- Я знаю, - твердо сказал заведующий. - Пива у нас нет, а квас вы делать не умеете. Компот как раз. Есть малиновый, клубничный, смородиновый. Импортный и наш. Наша смородина в этом случае предпочтительней.
И он скрылся в лабиринте из ящиков.
- Вот Полинг считает, - сказал, вернувшись, заведующий, - вы знаете Полинга?
- Я его не знаю, не знаком.
- Еще! Он физик и химик, дважды лауреат Нобелевской премии. Так вот он считает, что в группу витаминоносителей-рекордсменов кроме сладкого перца и капусты "брокколи" входит смородина, черная смородина. Полингу можно верить. Утром убедитесь. - И он улыбнулся.
Варя тоже застенчиво улыбнулся.
Они вернулись в магазин, заведующий пощелкал счетами, Варфоломей заплатил и, взвалив рюкзак, пошел домой.
Глава шестая
Надо отвинтить у шприца обе крышки и протереть цилиндр тряпочкой, смоченной спиртом. После просушки внутреннюю часть цилиндра смазать густым вазелином. Затем вдвинуть в цилиндр поршень с инерционным капсюлем и навинтить крышку со стабилизатором. Теперь можно в цилиндр налить доверху раствор с наркотиком, а потом уже навинтить переднюю крышку с иглой и надеть направляющий полиэтиленовый колпачок. Наркотика всего-то нужно два с половиной миллилитра да добавить один миллилитр этилового спирта, чтобы раствор не замерзал на морозе.
Чернов приготовил пять шприцев - летающие шприцы для обездвиживания медведей. "Пять на завтра хватит, - думал он. - Одного и то хватит, если попасть точно".
Много шприцев заготавливать впрок не имеет смысла, потому что раствор все равно медленно вытекает, да и препарат при длительном хранении портится, вот почему все операции делались в ночь накануне или непосредственно в день работы.

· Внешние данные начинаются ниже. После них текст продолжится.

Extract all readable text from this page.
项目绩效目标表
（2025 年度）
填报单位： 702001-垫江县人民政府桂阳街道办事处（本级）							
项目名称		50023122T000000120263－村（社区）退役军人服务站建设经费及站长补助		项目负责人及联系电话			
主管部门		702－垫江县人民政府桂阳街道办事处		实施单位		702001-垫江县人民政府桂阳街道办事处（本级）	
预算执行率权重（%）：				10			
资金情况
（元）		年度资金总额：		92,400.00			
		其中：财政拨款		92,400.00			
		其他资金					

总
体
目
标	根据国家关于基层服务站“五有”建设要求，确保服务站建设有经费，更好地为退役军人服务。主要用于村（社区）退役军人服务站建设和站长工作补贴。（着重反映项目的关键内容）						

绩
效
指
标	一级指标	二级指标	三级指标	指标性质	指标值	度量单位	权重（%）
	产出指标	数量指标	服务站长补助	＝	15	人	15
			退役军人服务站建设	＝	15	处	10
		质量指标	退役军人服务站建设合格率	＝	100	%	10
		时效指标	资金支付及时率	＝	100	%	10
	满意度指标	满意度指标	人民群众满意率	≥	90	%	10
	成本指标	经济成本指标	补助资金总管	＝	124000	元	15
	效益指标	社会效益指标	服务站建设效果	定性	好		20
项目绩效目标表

Варфоломей внимательно следил за манипуляциями Чернова.
- Что это за раствор? - спросил он.
- Лекарство, - ответил Чернов.
- А что это?
- Ну, проще наркотик.
- Понятно, - усмехнулся Варфоломей.
- Одного этого шприца достаточно, чтобы медведица полтора часа не шевелилась.
- Из того ружья стрелять?
- Да. Это "кеп-чур", американская система, шестнадцатый калибр.
- Это надежно?
- Да, конечно… Надо только точно попасть. В мышцу шеи или в жевательную мышцу, когда медведица выглянет из берлоги. Если в лоб или скользящим - дело бесполезное. Главное - ее выманить…
- Не боитесь?
- Всегда есть страховщик с карабином. Да не волнуйся, Варя, нападают только подранки, понял? Подранки, голодные, пуганые и шатающиеся. Остальные не нападают.

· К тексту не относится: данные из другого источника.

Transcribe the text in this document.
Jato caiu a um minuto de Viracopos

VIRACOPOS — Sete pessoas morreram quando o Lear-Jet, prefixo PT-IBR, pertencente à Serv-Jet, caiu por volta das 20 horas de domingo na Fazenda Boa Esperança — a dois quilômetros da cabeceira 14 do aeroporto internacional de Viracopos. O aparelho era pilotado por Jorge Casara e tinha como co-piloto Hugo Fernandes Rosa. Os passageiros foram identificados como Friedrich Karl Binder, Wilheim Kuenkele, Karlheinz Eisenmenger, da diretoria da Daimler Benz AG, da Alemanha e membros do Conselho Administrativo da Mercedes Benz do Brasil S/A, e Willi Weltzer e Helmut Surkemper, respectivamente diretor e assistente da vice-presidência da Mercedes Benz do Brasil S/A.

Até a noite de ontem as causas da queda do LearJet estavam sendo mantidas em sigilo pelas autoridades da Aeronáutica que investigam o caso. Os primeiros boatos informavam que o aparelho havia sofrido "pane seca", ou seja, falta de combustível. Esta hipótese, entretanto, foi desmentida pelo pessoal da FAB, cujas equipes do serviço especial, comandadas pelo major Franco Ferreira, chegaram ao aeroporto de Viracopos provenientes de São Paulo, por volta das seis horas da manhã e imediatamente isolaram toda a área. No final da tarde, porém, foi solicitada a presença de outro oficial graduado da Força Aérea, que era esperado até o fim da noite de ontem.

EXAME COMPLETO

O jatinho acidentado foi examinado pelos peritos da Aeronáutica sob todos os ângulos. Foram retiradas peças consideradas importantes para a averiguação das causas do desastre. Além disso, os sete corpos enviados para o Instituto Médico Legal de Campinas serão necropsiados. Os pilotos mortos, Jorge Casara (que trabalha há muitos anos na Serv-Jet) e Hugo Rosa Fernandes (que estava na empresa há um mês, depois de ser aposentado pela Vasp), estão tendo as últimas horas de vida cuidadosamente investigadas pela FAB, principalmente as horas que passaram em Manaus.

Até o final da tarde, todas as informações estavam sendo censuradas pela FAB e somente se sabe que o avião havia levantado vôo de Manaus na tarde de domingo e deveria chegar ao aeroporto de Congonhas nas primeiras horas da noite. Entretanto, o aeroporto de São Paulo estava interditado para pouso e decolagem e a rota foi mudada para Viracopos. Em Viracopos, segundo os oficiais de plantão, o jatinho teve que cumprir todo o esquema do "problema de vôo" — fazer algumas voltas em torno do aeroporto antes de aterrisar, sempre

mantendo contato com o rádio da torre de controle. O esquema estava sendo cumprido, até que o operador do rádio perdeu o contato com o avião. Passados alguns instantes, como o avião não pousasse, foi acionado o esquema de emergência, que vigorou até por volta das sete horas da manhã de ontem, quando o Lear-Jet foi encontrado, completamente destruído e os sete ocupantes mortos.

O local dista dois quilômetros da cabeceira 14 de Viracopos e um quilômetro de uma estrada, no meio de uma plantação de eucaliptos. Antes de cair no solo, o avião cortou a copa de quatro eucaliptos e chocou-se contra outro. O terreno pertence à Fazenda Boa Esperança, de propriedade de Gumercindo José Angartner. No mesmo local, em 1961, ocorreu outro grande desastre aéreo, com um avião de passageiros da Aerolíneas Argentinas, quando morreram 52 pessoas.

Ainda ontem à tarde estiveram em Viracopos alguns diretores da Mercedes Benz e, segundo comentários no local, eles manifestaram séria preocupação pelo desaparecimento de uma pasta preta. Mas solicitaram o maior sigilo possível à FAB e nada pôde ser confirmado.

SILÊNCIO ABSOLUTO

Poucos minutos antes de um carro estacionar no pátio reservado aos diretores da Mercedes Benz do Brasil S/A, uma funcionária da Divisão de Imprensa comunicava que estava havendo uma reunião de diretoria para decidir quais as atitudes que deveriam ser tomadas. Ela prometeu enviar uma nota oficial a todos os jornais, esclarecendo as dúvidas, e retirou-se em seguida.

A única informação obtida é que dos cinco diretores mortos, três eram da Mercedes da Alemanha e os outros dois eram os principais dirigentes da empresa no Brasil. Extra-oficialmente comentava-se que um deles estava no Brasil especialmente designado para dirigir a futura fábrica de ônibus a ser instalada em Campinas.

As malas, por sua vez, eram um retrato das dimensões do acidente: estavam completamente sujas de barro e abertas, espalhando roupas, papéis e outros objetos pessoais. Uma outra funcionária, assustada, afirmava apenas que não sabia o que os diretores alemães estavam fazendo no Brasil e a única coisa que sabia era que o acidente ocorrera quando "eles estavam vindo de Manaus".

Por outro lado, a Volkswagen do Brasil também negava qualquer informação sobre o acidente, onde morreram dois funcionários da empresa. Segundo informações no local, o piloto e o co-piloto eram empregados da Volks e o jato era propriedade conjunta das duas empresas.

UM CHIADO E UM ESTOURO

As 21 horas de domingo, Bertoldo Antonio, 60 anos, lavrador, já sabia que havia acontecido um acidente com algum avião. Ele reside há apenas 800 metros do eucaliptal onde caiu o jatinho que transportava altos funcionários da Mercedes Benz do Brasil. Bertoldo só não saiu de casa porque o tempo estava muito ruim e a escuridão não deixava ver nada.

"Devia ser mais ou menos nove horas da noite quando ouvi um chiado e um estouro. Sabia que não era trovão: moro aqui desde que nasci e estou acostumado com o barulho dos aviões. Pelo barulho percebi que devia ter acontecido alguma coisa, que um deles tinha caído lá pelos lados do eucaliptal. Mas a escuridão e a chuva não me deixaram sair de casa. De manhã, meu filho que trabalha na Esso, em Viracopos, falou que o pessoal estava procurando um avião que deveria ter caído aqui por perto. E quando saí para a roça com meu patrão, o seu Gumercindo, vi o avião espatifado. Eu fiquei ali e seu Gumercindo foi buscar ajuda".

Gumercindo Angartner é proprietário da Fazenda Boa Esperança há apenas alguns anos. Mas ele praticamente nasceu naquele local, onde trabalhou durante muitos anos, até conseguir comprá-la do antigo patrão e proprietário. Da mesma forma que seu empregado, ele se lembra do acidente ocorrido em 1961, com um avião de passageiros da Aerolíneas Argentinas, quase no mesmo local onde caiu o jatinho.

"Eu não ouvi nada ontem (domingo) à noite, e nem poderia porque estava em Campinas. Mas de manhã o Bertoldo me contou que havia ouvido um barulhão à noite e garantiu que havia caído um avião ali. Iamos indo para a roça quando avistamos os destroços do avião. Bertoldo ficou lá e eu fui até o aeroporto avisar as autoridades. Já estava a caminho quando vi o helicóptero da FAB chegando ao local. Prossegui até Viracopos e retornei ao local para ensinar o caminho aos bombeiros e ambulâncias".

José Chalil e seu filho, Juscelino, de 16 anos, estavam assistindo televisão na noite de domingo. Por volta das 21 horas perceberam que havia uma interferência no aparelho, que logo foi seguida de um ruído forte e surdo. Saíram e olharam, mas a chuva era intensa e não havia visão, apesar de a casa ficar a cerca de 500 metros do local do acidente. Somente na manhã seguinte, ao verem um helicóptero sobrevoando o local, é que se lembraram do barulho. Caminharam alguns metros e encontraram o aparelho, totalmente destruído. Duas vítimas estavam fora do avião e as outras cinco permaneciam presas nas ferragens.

- Понял. Остальные в зоопарке.
- Ага. У тебя-то все готово?
- Давно.
Варе была отведена роль фотографа - это-то дело он знал в совершенстве, запасся пленкой и двумя камерами - с узкой и широкой пленкой. Только сетовал, что не мог достать слайдов. В те годы достать обратимую пленку было почти невозможно. Но у Чернова слайды были.
- Меходежду примерял?
- Как раз.
- Нанука?
- Брюки и торбаса Нанука, а кухлянку Ноэ свою дала. Нижняя кухлянка тоже ее.
- Не замерзнешь, одежда у Нюры что надо.
- Это ее русское имя?
- Так мы у себя зовем, удобней.
- Она чукчанка?
- Нет. Ни чукчанка, ни эскимоска. Из племени ситыгьюк. Что-то родственное ихалмютам, кто их разберет… Понравилась?

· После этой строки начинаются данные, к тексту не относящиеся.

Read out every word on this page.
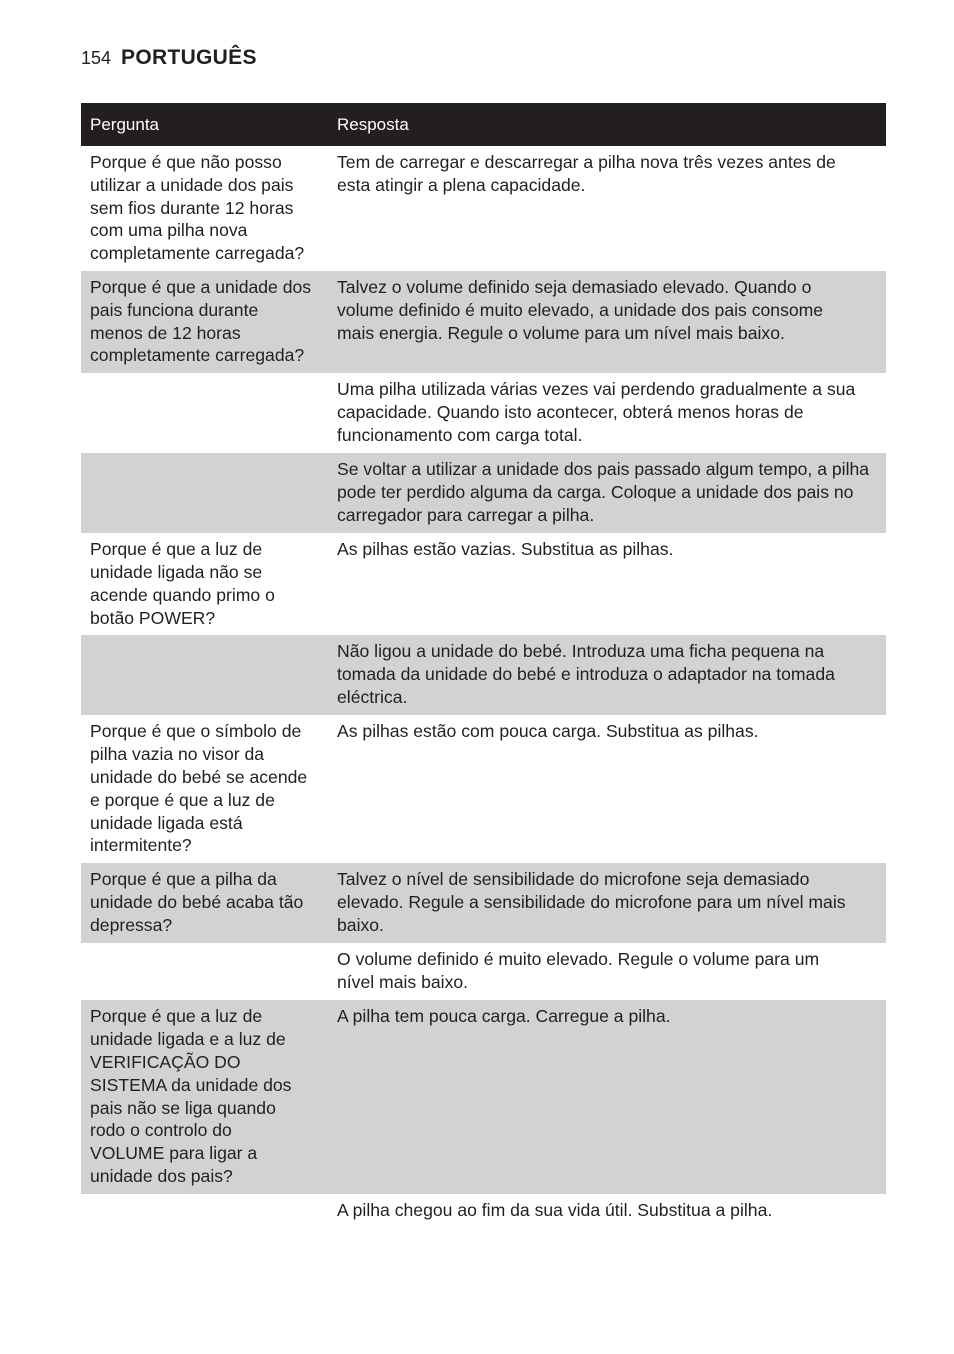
154 PORTUGUÊS
Pergunta	Resposta
Porque é que não posso
utilizar a unidade dos pais
sem fios durante 12 horas
com uma pilha nova
completamente carregada?
Tem de carregar e descarregar a pilha nova três vezes antes de
esta atingir a plena capacidade.
Porque é que a unidade dos
pais funciona durante
menos de 12 horas
completamente carregada?
Talvez o volume definido seja demasiado elevado. Quando o
volume definido é muito elevado, a unidade dos pais consome
mais energia. Regule o volume para um nível mais baixo.
Uma pilha utilizada várias vezes vai perdendo gradualmente a sua
capacidade. Quando isto acontecer, obterá menos horas de
funcionamento com carga total.
Se voltar a utilizar a unidade dos pais passado algum tempo, a pilha
pode ter perdido alguma da carga. Coloque a unidade dos pais no
carregador para carregar a pilha.
Porque é que a luz de
unidade ligada não se
acende quando primo o
botão POWER?
As pilhas estão vazias. Substitua as pilhas.
Não ligou a unidade do bebé. Introduza uma ficha pequena na
tomada da unidade do bebé e introduza o adaptador na tomada
eléctrica.
Porque é que o símbolo de
pilha vazia no visor da
unidade do bebé se acende
e porque é que a luz de
unidade ligada está
intermitente?
As pilhas estão com pouca carga. Substitua as pilhas.
Porque é que a pilha da
unidade do bebé acaba tão
depressa?
Talvez o nível de sensibilidade do microfone seja demasiado
elevado. Regule a sensibilidade do microfone para um nível mais
baixo.
O volume definido é muito elevado. Regule o volume para um
nível mais baixo.
Porque é que a luz de
unidade ligada e a luz de
VERIFICAÇÃO DO
SISTEMA da unidade dos
pais não se liga quando
rodo o controlo do
VOLUME para ligar a
unidade dos pais?
A pilha tem pouca carga. Carregue a pilha.
A pilha chegou ao fim da sua vida útil. Substitua a pilha.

- Ну… как сказать… полновата… глаза красивые…
- Лукавые! - засмеялся Чернов. - Ты ее еще не знаешь! Умница!
- Так уж… - самоуверенно бросил Варя. - Умные они нынче перевелись. Им это не идет, время не то…
- Заговори-ил! - засмеялся Чернов.
Варфоломей замолчал.
- Я пойду, - сказал он. - Надо выспаться…
- Давай. Завтра рано подниматься. Отдохни. Ребята поди спят уже.
- Христофор точно спит, а Ояр - не знаю.
- Кристобаль эту работу любит, - непонятно почему опять засмеялся Чернов.
Варфоломей ушел.
Все так и оказалось. Кучин сладко похрапывал, Ояр разбирал спальный мешок.
- Чаю хочешь? - спросил Винтер.
- Только что пил у Чернова.
- Тогда спи. Завтра выйдем рано.
- Я знаю.
Варфоломей расстилал спальный мешок, а Винтер краем глаза с улыбкой за ним следил.
Ояр заметил на лице Варфоломея брезгливую гримасу, когда тот развернул мех в изголовье. Варфоломей застелил изголовье чистым полотенцем, чтобы не касаться меха щекой.
- Мда-а, - вздохнул Ояр и вместо улыбки вдруг обнаружил у себя где-то внутри возникавшее раздражение.
- Если бы у тебя была жена, - сказал вдруг Ояр, - она бы от тебя обежала.
Варфоломей молчал, раздеваясь.
- Отсюда далеко не убежишь, - сказал Христофор. Оказывается, он не спал, а только дремал, закрыв глаза. - Здесь нет микробов. Варя. Спи спокойно в этом спальном мешке. На севере нет микробов и гадов. Север стерилен. Варя, - сказал он, зевнул и снова закрыл глаза.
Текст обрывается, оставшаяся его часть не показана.